Why Raj Nayak feels subscription is the only way forward for online video platforms

By Anirban Roy Choudhury , afaqs!, Mumbai | In Digital
Last updated : March 22, 2017
On the sidelines of FICCI-Frames 2017 we spoke to Raj Nayak, CEO, Colors about the future of online video in this market.

Do the lions still roar: Reality check for the media and entertainment industry and its contribution? This is a session that took place on day one of FICCI-Frames 2017. One of the panellists in the session was Raj Nayak, chief executive officer, Colors - Viacom. His statements were a reality check for those who are buoyant about the online video wave.

"If we look at monetisation, 85 percent of ad dollars are spent on Google and Facebook and the remaining 15 percent on all other platforms. Now that 15 percent is also so fragmented that everybody is losing money... unless these players (video on demand platforms) crack the subscription model, they will find it really difficult to survive," were his eyebrow raising statements.

Nayak in the past, was founder and managing director of Aidem Ventures (a media ad sales company) and CEO of NDTV Media. He spent over 10 years in Star TV where he was the executive vice president, sales & marketing. Why does Raj Nayak, who is renowned for revolutionising advertising in the media and entertainment space feel advertising revenue cannot be a sustainable revenue model for online video players?

We caught him on the sidelines of FICCI-Frames to find out why the media veteran feels subscription is the only way forward for online video:

Edited excerpts:

What makes the ecosystem fragmented according to you? Is it too many players trying to do too many things?

Television alone has 847 channels and that too where you need a license to have one. On the internet, imagine the number of players, plus the number of OTT players. The entry barrier is so low that anyone can start a channel or upload content. Almost 80 to 85 percent of advertising revenue is taken by Google and Facebook and the rest has to be shared amongst all others. So independents who have to create content and compete will find it difficult to survive unless they can crack an SVOD model.

What about brand integration in web series? Don't you think it can be a sustainable revenue model for online content creators?
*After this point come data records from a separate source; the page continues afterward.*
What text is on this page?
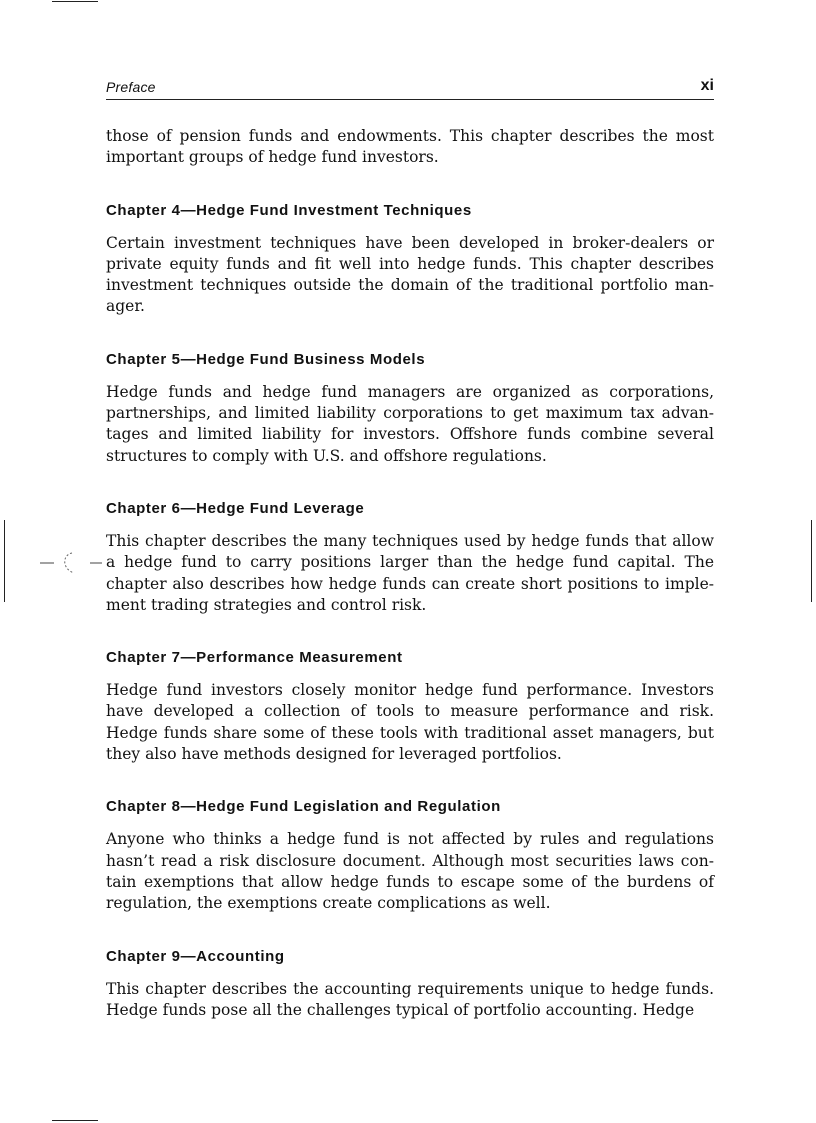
Preface	xi

those of pension funds and endowments. This chapter describes the most important groups of hedge fund investors.

Chapter 4—Hedge Fund Investment Techniques

Certain investment techniques have been developed in broker-dealers or private equity funds and fit well into hedge funds. This chapter describes investment techniques outside the domain of the traditional portfolio manager.

Chapter 5—Hedge Fund Business Models

Hedge funds and hedge fund managers are organized as corporations, partnerships, and limited liability corporations to get maximum tax advantages and limited liability for investors. Offshore funds combine several structures to comply with U.S. and offshore regulations.

Chapter 6—Hedge Fund Leverage

This chapter describes the many techniques used by hedge funds that allow a hedge fund to carry positions larger than the hedge fund capital. The chapter also describes how hedge funds can create short positions to implement trading strategies and control risk.

Chapter 7—Performance Measurement

Hedge fund investors closely monitor hedge fund performance. Investors have developed a collection of tools to measure performance and risk. Hedge funds share some of these tools with traditional asset managers, but they also have methods designed for leveraged portfolios.

Chapter 8—Hedge Fund Legislation and Regulation

Anyone who thinks a hedge fund is not affected by rules and regulations hasn’t read a risk disclosure document. Although most securities laws contain exemptions that allow hedge funds to escape some of the burdens of regulation, the exemptions create complications as well.

Chapter 9—Accounting

This chapter describes the accounting requirements unique to hedge funds. Hedge funds pose all the challenges typical of portfolio accounting. Hedge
Not really. The euphoria is dying down. Initially the brand manager was happy to either do a 2- 5 minute commercial or an ad funded integrated series which would help him / her showcase it to the board as innovation and send it for awards entries. But once you have done it a couple of times, you realise that its novelty has worn off and you really don't get your bang for the buck.

What do you think is the biggest challenge for an AVOD model in India when it comes to digital?
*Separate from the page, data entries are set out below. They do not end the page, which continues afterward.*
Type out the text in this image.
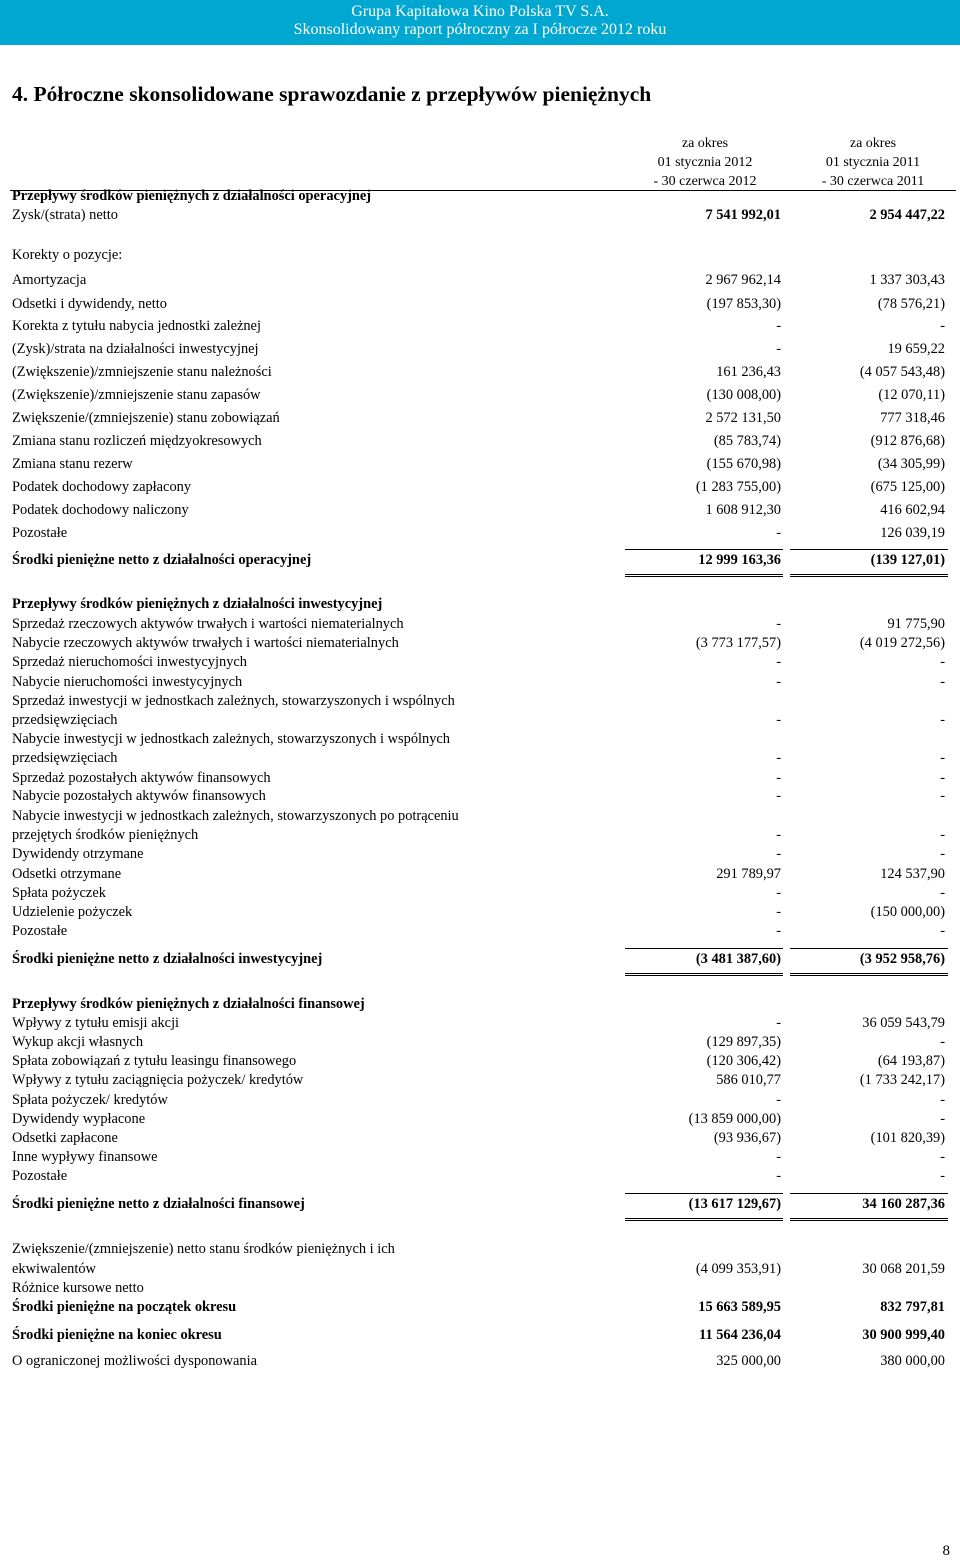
Grupa Kapitałowa Kino Polska TV S.A.
Skonsolidowany raport półroczny za I półrocze 2012 roku
4. Półroczne skonsolidowane sprawozdanie z przepływów pieniężnych
za okres
01 stycznia 2012
- 30 czerwca 2012
za okres
01 stycznia 2011
- 30 czerwca 2011
Przepływy środków pieniężnych z działalności operacyjnej
Zysk/(strata) netto	7 541 992,01	2 954 447,22
Korekty o pozycje:
Amortyzacja	2 967 962,14	1 337 303,43
Odsetki i dywidendy, netto	(197 853,30)	(78 576,21)
Korekta z tytułu nabycia jednostki zależnej	-	-
(Zysk)/strata na działalności inwestycyjnej	-	19 659,22
(Zwiększenie)/zmniejszenie stanu należności	161 236,43	(4 057 543,48)
(Zwiększenie)/zmniejszenie stanu zapasów	(130 008,00)	(12 070,11)
Zwiększenie/(zmniejszenie) stanu zobowiązań	2 572 131,50	777 318,46
Zmiana stanu rozliczeń międzyokresowych	(85 783,74)	(912 876,68)
Zmiana stanu rezerw	(155 670,98)	(34 305,99)
Podatek dochodowy zapłacony	(1 283 755,00)	(675 125,00)
Podatek dochodowy naliczony	1 608 912,30	416 602,94
Pozostałe	-	126 039,19
Środki pieniężne netto z działalności operacyjnej	12 999 163,36	(139 127,01)
Przepływy środków pieniężnych z działalności inwestycyjnej
Sprzedaż rzeczowych aktywów trwałych i wartości niematerialnych	-	91 775,90
Nabycie rzeczowych aktywów trwałych i wartości niematerialnych	(3 773 177,57)	(4 019 272,56)
Sprzedaż nieruchomości inwestycyjnych	-	-
Nabycie nieruchomości inwestycyjnych	-	-
Sprzedaż inwestycji w jednostkach zależnych, stowarzyszonych i wspólnych
przedsięwzięciach	-	-
Nabycie inwestycji w jednostkach zależnych, stowarzyszonych i wspólnych
przedsięwzięciach	-	-
Sprzedaż pozostałych aktywów finansowych	-	-
Nabycie pozostałych aktywów finansowych	-	-
Nabycie inwestycji w jednostkach zależnych, stowarzyszonych po potrąceniu
przejętych środków pieniężnych	-	-
Dywidendy otrzymane	-	-
Odsetki otrzymane	291 789,97	124 537,90
Spłata pożyczek	-	-
Udzielenie pożyczek	-	(150 000,00)
Pozostałe	-	-
Środki pieniężne netto z działalności inwestycyjnej	(3 481 387,60)	(3 952 958,76)
Przepływy środków pieniężnych z działalności finansowej
Wpływy z tytułu emisji akcji	-	36 059 543,79
Wykup akcji własnych	(129 897,35)	-
Spłata zobowiązań z tytułu leasingu finansowego	(120 306,42)	(64 193,87)
Wpływy z tytułu zaciągnięcia pożyczek/ kredytów	586 010,77	(1 733 242,17)
Spłata pożyczek/ kredytów	-	-
Dywidendy wypłacone	(13 859 000,00)	-
Odsetki zapłacone	(93 936,67)	(101 820,39)
Inne wypływy finansowe	-	-
Pozostałe	-	-
Środki pieniężne netto z działalności finansowej	(13 617 129,67)	34 160 287,36
Zwiększenie/(zmniejszenie) netto stanu środków pieniężnych i ich
ekwiwalentów	(4 099 353,91)	30 068 201,59
Różnice kursowe netto
Środki pieniężne na początek okresu	15 663 589,95	832 797,81
Środki pieniężne na koniec okresu	11 564 236,04	30 900 999,40
O ograniczonej możliwości dysponowania	325 000,00	380 000,00
8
The numbers are not validated by a third party, so there's no transparency. You can actually pay and buy views. Compared to television, the numbers are too small individually, unless it is Live sports or breaking news. Even then, the impact of advertising is not the same on the small screen as it is on the big screen. So for example, even for a sporting event like IPL, a client will look at the ticket size for TV and digital with different prisms.

We have not made a whole lot of changes to the pricing of our TV channels; People in India are not used to paying for content. They pay very little or nothing at all. Do you see the SVOD model tasting any success in the foreseeable future (next 3 years)?

I hope the SVOD model clicks because it will be good for the industry. The first real test will come with Alt Balaji where the entire platform is expected to give original content for as little as 60 Rs. per month. I guess we will have to wait and watch. Unless you get a large number of app downloads and active engagement, the business model won't be viable. I am hoping and praying for its success as it will then open the flood gates and encourage others to go full stream.